Brian and Nicole Rimza are a young, active couple and the parents of two children, but their lives stopped in their tracks when Nicole was diagnosed with stomach cancer this year.
"It took days, weeks..I don't even know that I'm still..I don't know if I still comprehend it all..I was diagnosed March 20th," said Nicole.
As with most cancer patients, Nicole was in for the fight of her life. She underwent aggressive chemotherapy almost immediately -- losing her hair was a big change.
"I've been able to grow it back with these last few regimens, which is kind of nice," she said. "It makes me feel a little bit more like a girl again which is a good thing."
But she also lost her stomach. It had to be removed as part of the process.
"A huge change..didn't know what to eat, didn't know what I can and can't eat to get down."
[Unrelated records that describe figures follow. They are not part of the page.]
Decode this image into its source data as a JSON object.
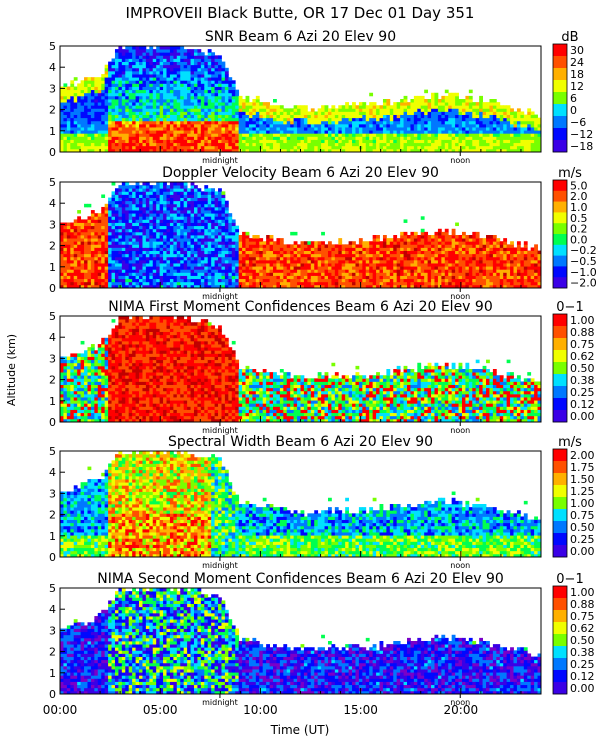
{
  "figure": {
    "title": "IMPROVEII  Black Butte, OR  17 Dec 01 Day 351",
    "ylabel": "Altitude (km)",
    "xlabel": "Time (UT)",
    "x_tick_labels": [
      "00:00",
      "05:00",
      "10:00",
      "15:00",
      "20:00"
    ],
    "y_tick_labels": [
      "0",
      "1",
      "2",
      "3",
      "4",
      "5"
    ],
    "midnight_label": "midnight",
    "noon_label": "noon",
    "midnight_hour": 7.98,
    "noon_hour": 19.97
  },
  "chart_data": [
    {
      "type": "heatmap",
      "title": "SNR Beam 6 Azi  20 Elev 90",
      "unit": "dB",
      "xlabel": "Time (UT)",
      "ylabel": "Altitude (km)",
      "xlim": [
        0,
        24
      ],
      "ylim": [
        0,
        5
      ],
      "colorbar_labels": [
        "30",
        "24",
        "18",
        "12",
        "6",
        "0",
        "−6",
        "−12",
        "−18"
      ],
      "colorbar_values": [
        30,
        24,
        18,
        12,
        6,
        0,
        -6,
        -12,
        -18
      ],
      "cloud_top_km": [
        [
          0,
          3.0
        ],
        [
          2,
          3.6
        ],
        [
          3,
          5.0
        ],
        [
          6,
          5.0
        ],
        [
          7,
          4.8
        ],
        [
          8,
          4.6
        ],
        [
          9,
          2.6
        ],
        [
          12,
          2.1
        ],
        [
          16,
          2.3
        ],
        [
          19,
          2.7
        ],
        [
          21,
          2.5
        ],
        [
          24,
          1.8
        ]
      ]
    },
    {
      "type": "heatmap",
      "title": "Doppler Velocity Beam 6 Azi  20 Elev 90",
      "unit": "m/s",
      "xlabel": "Time (UT)",
      "ylabel": "Altitude (km)",
      "xlim": [
        0,
        24
      ],
      "ylim": [
        0,
        5
      ],
      "colorbar_labels": [
        "5.0",
        "2.0",
        "1.0",
        "0.5",
        "0.2",
        "0.0",
        "−0.2",
        "−0.5",
        "−1.0",
        "−2.0"
      ],
      "colorbar_values": [
        5.0,
        2.0,
        1.0,
        0.5,
        0.2,
        0.0,
        -0.2,
        -0.5,
        -1.0,
        -2.0
      ],
      "cloud_top_km": [
        [
          0,
          3.0
        ],
        [
          2,
          3.6
        ],
        [
          3,
          5.0
        ],
        [
          6,
          5.0
        ],
        [
          7,
          4.8
        ],
        [
          8,
          4.6
        ],
        [
          9,
          2.6
        ],
        [
          12,
          2.1
        ],
        [
          16,
          2.3
        ],
        [
          19,
          2.7
        ],
        [
          21,
          2.5
        ],
        [
          24,
          1.8
        ]
      ]
    },
    {
      "type": "heatmap",
      "title": "NIMA First Moment Confidences Beam 6 Azi  20 Elev 90",
      "unit": "0−1",
      "xlabel": "Time (UT)",
      "ylabel": "Altitude (km)",
      "xlim": [
        0,
        24
      ],
      "ylim": [
        0,
        5
      ],
      "colorbar_labels": [
        "1.00",
        "0.88",
        "0.75",
        "0.62",
        "0.50",
        "0.38",
        "0.25",
        "0.12",
        "0.00"
      ],
      "colorbar_values": [
        1.0,
        0.88,
        0.75,
        0.62,
        0.5,
        0.38,
        0.25,
        0.12,
        0.0
      ],
      "cloud_top_km": [
        [
          0,
          3.0
        ],
        [
          2,
          3.6
        ],
        [
          3,
          5.0
        ],
        [
          6,
          5.0
        ],
        [
          7,
          4.8
        ],
        [
          8,
          4.6
        ],
        [
          9,
          2.6
        ],
        [
          12,
          2.1
        ],
        [
          16,
          2.3
        ],
        [
          19,
          2.7
        ],
        [
          21,
          2.5
        ],
        [
          24,
          1.8
        ]
      ]
    },
    {
      "type": "heatmap",
      "title": "Spectral Width Beam 6 Azi  20 Elev 90",
      "unit": "m/s",
      "xlabel": "Time (UT)",
      "ylabel": "Altitude (km)",
      "xlim": [
        0,
        24
      ],
      "ylim": [
        0,
        5
      ],
      "colorbar_labels": [
        "2.00",
        "1.75",
        "1.50",
        "1.25",
        "1.00",
        "0.75",
        "0.50",
        "0.25",
        "0.00"
      ],
      "colorbar_values": [
        2.0,
        1.75,
        1.5,
        1.25,
        1.0,
        0.75,
        0.5,
        0.25,
        0.0
      ],
      "cloud_top_km": [
        [
          0,
          3.0
        ],
        [
          2,
          3.6
        ],
        [
          3,
          5.0
        ],
        [
          6,
          5.0
        ],
        [
          7,
          4.8
        ],
        [
          8,
          4.6
        ],
        [
          9,
          2.6
        ],
        [
          12,
          2.1
        ],
        [
          16,
          2.3
        ],
        [
          19,
          2.7
        ],
        [
          21,
          2.5
        ],
        [
          24,
          1.8
        ]
      ]
    },
    {
      "type": "heatmap",
      "title": "NIMA Second Moment Confidences Beam 6 Azi  20 Elev 90",
      "unit": "0−1",
      "xlabel": "Time (UT)",
      "ylabel": "Altitude (km)",
      "xlim": [
        0,
        24
      ],
      "ylim": [
        0,
        5
      ],
      "colorbar_labels": [
        "1.00",
        "0.88",
        "0.75",
        "0.62",
        "0.50",
        "0.38",
        "0.25",
        "0.12",
        "0.00"
      ],
      "colorbar_values": [
        1.0,
        0.88,
        0.75,
        0.62,
        0.5,
        0.38,
        0.25,
        0.12,
        0.0
      ],
      "cloud_top_km": [
        [
          0,
          3.0
        ],
        [
          2,
          3.6
        ],
        [
          3,
          5.0
        ],
        [
          6,
          5.0
        ],
        [
          7,
          4.8
        ],
        [
          8,
          4.6
        ],
        [
          9,
          2.6
        ],
        [
          12,
          2.1
        ],
        [
          16,
          2.3
        ],
        [
          19,
          2.7
        ],
        [
          21,
          2.5
        ],
        [
          24,
          1.8
        ]
      ]
    }
  ]
}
"I'm almost to where I can eat just about anything, except I don't have any dairy..cut out sugar," she explained.
Nicole realized after her diagnosis that stomach cancer research doesn't receive nearly enough attention or funding, so she helped organize a walk on November 3rd.
She wants that blue ribbon to stand out and stand for something important.
When somebody wears a pink ribbon, there's no question it's to benefit breast cancer research, but not so much with periwinkle. that shade of blue is actually the color of stomach cancer awareness. The disease kills more people than almost any other cancer, so the folks behind this movement hope the periwinkle gets as much push as its pink counterparts.
"I would hope that someday, that we can donate for all cancers instead of just one. I think that would be great. It doesn't have to be just one cancer, I think there should be a rainbow ribbon that stands for all the cancers," said Nicole.
With her husband Brian by her side and her kids' love to lift her spirits, Nicole says she will survive and she hopes to lead a normal life. One motivated by her desire to educate others and beat this devastating disease.
"The biggest thing that has helped me get through all of this has been people, friends, family..I mean being able to talk to people who have been through it, it's telling my story and getting it out there and just hoping I can save one life," she said.